Jordan: Political environment could stall economic growth

-says access to oil and gas revenues could be affected

Finance Minister, Winston Jordan before the National Assembly
Finance Minister, Winston Jordan before the National Assembly

The prevailing political climate arising from the outcome of last December’s no-confidence vote in the National Assembly could result in further downward revision of the originally envisaged 4.6% growth projection for 2019, according to the Mid-Year report released on Wednesday by the Ministry of Finance.

While in last yearend’s budget presentation Finance Minister Winston Jordan had announced a projected overall economic growth of 4.6% for the current year, actual half year growth outcomes resulted in a downward growth projection to 4.4%.

At a media briefing convened to provide the public with details of the Mid-Year report on Wednesday, Jordan disclosed that in the wake of the prevailing political climate, a further downward adjustment could be anticipated.

The tone as much as the content of the Minister’s presentation to the media pointed at the fact that government is pinning the blame for the fact that actual performance could fall short of its original projections on the political disruptions that have taken centre stage for all of 2019 so far.  

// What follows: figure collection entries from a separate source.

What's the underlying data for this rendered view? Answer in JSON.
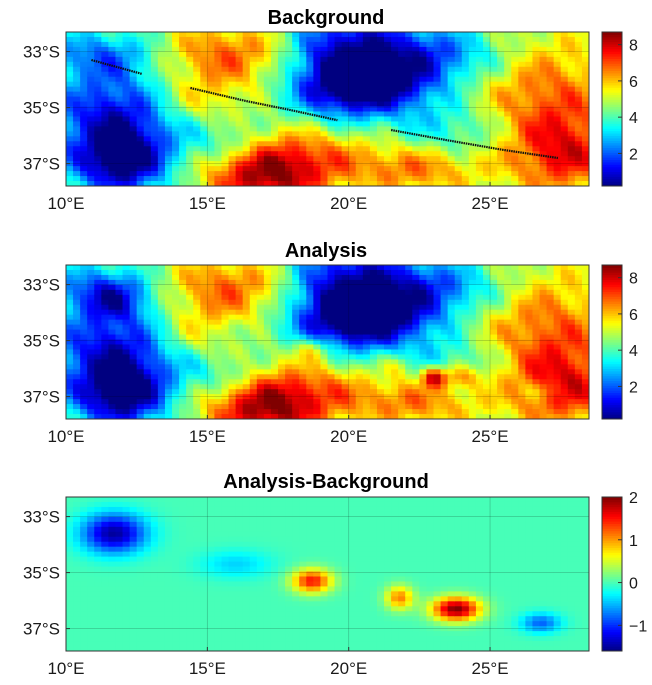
{
  "figure": {
    "colormap": "jet",
    "panel_background": "#7ff77f"
  },
  "chart_data": [
    {
      "type": "heatmap",
      "title": "Background",
      "xticks": [
        "10°E",
        "15°E",
        "20°E",
        "25°E"
      ],
      "xtick_values": [
        10,
        15,
        20,
        25
      ],
      "yticks": [
        "33°S",
        "35°S",
        "37°S"
      ],
      "ytick_values": [
        -33,
        -35,
        -37
      ],
      "xlim": [
        10,
        28.5
      ],
      "ylim": [
        -37.8,
        -32.3
      ],
      "colorbar": {
        "range": [
          0.2,
          8.7
        ],
        "ticks": [
          2,
          4,
          6,
          8
        ]
      },
      "grid": true,
      "blobs": [
        {
          "lon": 11.8,
          "lat": -35.6,
          "sx": 1.6,
          "sy": 1.4,
          "a": -3.6
        },
        {
          "lon": 12.0,
          "lat": -37.0,
          "sx": 1.0,
          "sy": 0.7,
          "a": -2.8
        },
        {
          "lon": 11.4,
          "lat": -33.1,
          "sx": 1.4,
          "sy": 0.6,
          "a": -1.8
        },
        {
          "lon": 16.0,
          "lat": -33.1,
          "sx": 2.2,
          "sy": 0.9,
          "a": 2.8
        },
        {
          "lon": 14.6,
          "lat": -34.8,
          "sx": 1.3,
          "sy": 0.7,
          "a": 1.4
        },
        {
          "lon": 19.6,
          "lat": -33.6,
          "sx": 1.5,
          "sy": 1.6,
          "a": -3.6
        },
        {
          "lon": 22.8,
          "lat": -33.2,
          "sx": 2.4,
          "sy": 0.8,
          "a": -3.2
        },
        {
          "lon": 21.0,
          "lat": -34.3,
          "sx": 1.4,
          "sy": 0.6,
          "a": -2.6
        },
        {
          "lon": 26.5,
          "lat": -33.8,
          "sx": 2.2,
          "sy": 1.4,
          "a": 2.6
        },
        {
          "lon": 27.6,
          "lat": -36.6,
          "sx": 1.5,
          "sy": 1.2,
          "a": 3.4
        },
        {
          "lon": 17.0,
          "lat": -37.5,
          "sx": 1.6,
          "sy": 0.8,
          "a": 3.8
        },
        {
          "lon": 18.7,
          "lat": -36.4,
          "sx": 1.9,
          "sy": 0.9,
          "a": 2.4
        },
        {
          "lon": 22.5,
          "lat": -37.2,
          "sx": 1.7,
          "sy": 0.7,
          "a": 2.4
        },
        {
          "lon": 23.5,
          "lat": -35.8,
          "sx": 1.4,
          "sy": 0.8,
          "a": -1.4
        },
        {
          "lon": 15.8,
          "lat": -36.2,
          "sx": 1.1,
          "sy": 0.6,
          "a": -1.2
        }
      ],
      "base": 4.2,
      "track": [
        [
          10.9,
          -33.3
        ],
        [
          12.7,
          -33.8
        ],
        [
          14.4,
          -34.3
        ],
        [
          16.3,
          -34.75
        ],
        [
          18.0,
          -35.1
        ],
        [
          19.6,
          -35.45
        ],
        [
          21.5,
          -35.8
        ],
        [
          23.4,
          -36.15
        ],
        [
          25.4,
          -36.5
        ],
        [
          27.4,
          -36.8
        ]
      ],
      "track_segments": [
        [
          0,
          1
        ],
        [
          2,
          5
        ],
        [
          6,
          9
        ]
      ]
    },
    {
      "type": "heatmap",
      "title": "Analysis",
      "xticks": [
        "10°E",
        "15°E",
        "20°E",
        "25°E"
      ],
      "xtick_values": [
        10,
        15,
        20,
        25
      ],
      "yticks": [
        "33°S",
        "35°S",
        "37°S"
      ],
      "ytick_values": [
        -33,
        -35,
        -37
      ],
      "xlim": [
        10,
        28.5
      ],
      "ylim": [
        -37.8,
        -32.3
      ],
      "colorbar": {
        "range": [
          0.2,
          8.7
        ],
        "ticks": [
          2,
          4,
          6,
          8
        ]
      },
      "grid": true,
      "base": 4.2,
      "blobs_from": 0,
      "extra_blobs": [
        {
          "lon": 11.7,
          "lat": -33.6,
          "sx": 0.8,
          "sy": 0.5,
          "a": -1.5
        },
        {
          "lon": 16.0,
          "lat": -34.7,
          "sx": 0.9,
          "sy": 0.35,
          "a": -0.4
        },
        {
          "lon": 18.7,
          "lat": -35.3,
          "sx": 0.5,
          "sy": 0.3,
          "a": 1.5
        },
        {
          "lon": 21.8,
          "lat": -35.9,
          "sx": 0.35,
          "sy": 0.3,
          "a": 1.1
        },
        {
          "lon": 23.0,
          "lat": -36.3,
          "sx": 0.3,
          "sy": 0.25,
          "a": 3.0
        },
        {
          "lon": 23.9,
          "lat": -36.3,
          "sx": 0.6,
          "sy": 0.3,
          "a": 1.9
        },
        {
          "lon": 26.8,
          "lat": -36.8,
          "sx": 0.5,
          "sy": 0.25,
          "a": -0.8
        }
      ]
    },
    {
      "type": "heatmap",
      "title": "Analysis-Background",
      "xticks": [
        "10°E",
        "15°E",
        "20°E",
        "25°E"
      ],
      "xtick_values": [
        10,
        15,
        20,
        25
      ],
      "yticks": [
        "33°S",
        "35°S",
        "37°S"
      ],
      "ytick_values": [
        -33,
        -35,
        -37
      ],
      "xlim": [
        10,
        28.5
      ],
      "ylim": [
        -37.8,
        -32.3
      ],
      "colorbar": {
        "range": [
          -1.6,
          2.0
        ],
        "ticks": [
          -1,
          0,
          1,
          2
        ],
        "tick_labels": [
          "−1",
          "0",
          "1",
          "2"
        ]
      },
      "grid": true,
      "base": 0,
      "blobs": [
        {
          "lon": 11.7,
          "lat": -33.6,
          "sx": 0.8,
          "sy": 0.5,
          "a": -1.5
        },
        {
          "lon": 16.0,
          "lat": -34.7,
          "sx": 0.9,
          "sy": 0.35,
          "a": -0.4
        },
        {
          "lon": 18.7,
          "lat": -35.3,
          "sx": 0.5,
          "sy": 0.3,
          "a": 1.5
        },
        {
          "lon": 21.8,
          "lat": -35.9,
          "sx": 0.35,
          "sy": 0.3,
          "a": 1.1
        },
        {
          "lon": 23.8,
          "lat": -36.3,
          "sx": 0.6,
          "sy": 0.3,
          "a": 2.0
        },
        {
          "lon": 26.8,
          "lat": -36.8,
          "sx": 0.5,
          "sy": 0.25,
          "a": -0.8
        }
      ]
    }
  ]
}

The Mid-Year report alludes, euphemistically, to what it describes as “a number of downside risks, both locally and internationally,” then adds more directly that these include “…political uncertainty going into the impending General and Regional Elections,” which it said could impact even further on the attainment of the already revised growth rate.

However, mindful of the combative political climate that will almost certainly persist through to general elections which, from all indications, will be held this year, the Mid-Year report went to some trouble to make the point that the performance outcomes  under the current political administration had reflected consecutive years of economic growth. “Between 2015 and 2019, every year, this economy grew,” Jordan told the media.

He revealed that Guyana’s economy grew by 4% in the first six months of 2019. According to the report, growth figures for the respective years were 3.2% (2015), 3.4% (2016), 2.1% (2017) and 4.1% (2018).

And seemingly not unmindful of an anticipated combative elections campaign likely to be directed on the opposition side by former president Bharrat Jagdeo, Jordan compared government’s 2015 to 2018 figures with those of 2001 to 2005, a period during which Jagdeo held office.  He stated that the country’s economy grew 1.9% in 2001, 1.1% in 2002, -0.6% in 2003; 1.6% in 2004 and -5.5% in 2005.

Much of the credit for the economy’s growth performance during the first half of the year was given to the private sector, particularly in the area of gold production, which has been spearheading the country’s export earnings; rice, which has gradually been fighting back from exacting market challenges; and forestry, despite difficulties associated chiefly with transporting logs from far-flung interior locations over roads that are frequently impassable on account of a combination of weather-related challenges and less than reliable road repairs and maintenance regimes. The country’s manufacturing, construction, wholesale and retail trade and financial and insurance services are also credited in the half year report with contributing to growth.

The political underpinnings to what the report appears to see as an economic performance that is likely to fall below its own expectations are clear.  In his own comments during the briefing, Jordan said that the challenging environment in which the APNU+AFC coalition administration had been functioning since 2015 had become more difficult since the December, 2018 no confidence vote against government, and, more recently, since last month’s Caribbean Court of Justice (CCJ) ruling on the validity of those proceedings.

Worryingly, Jordan also suggested that the failure so far of both the political opposition and the private sector to name representatives to the Natural Resources Fund, the body being created to manage incoming revenues from the country’s keenly anticipated hydrocarbon resources, could affect arrangements for access to and use of those revenues for critical developmental needs.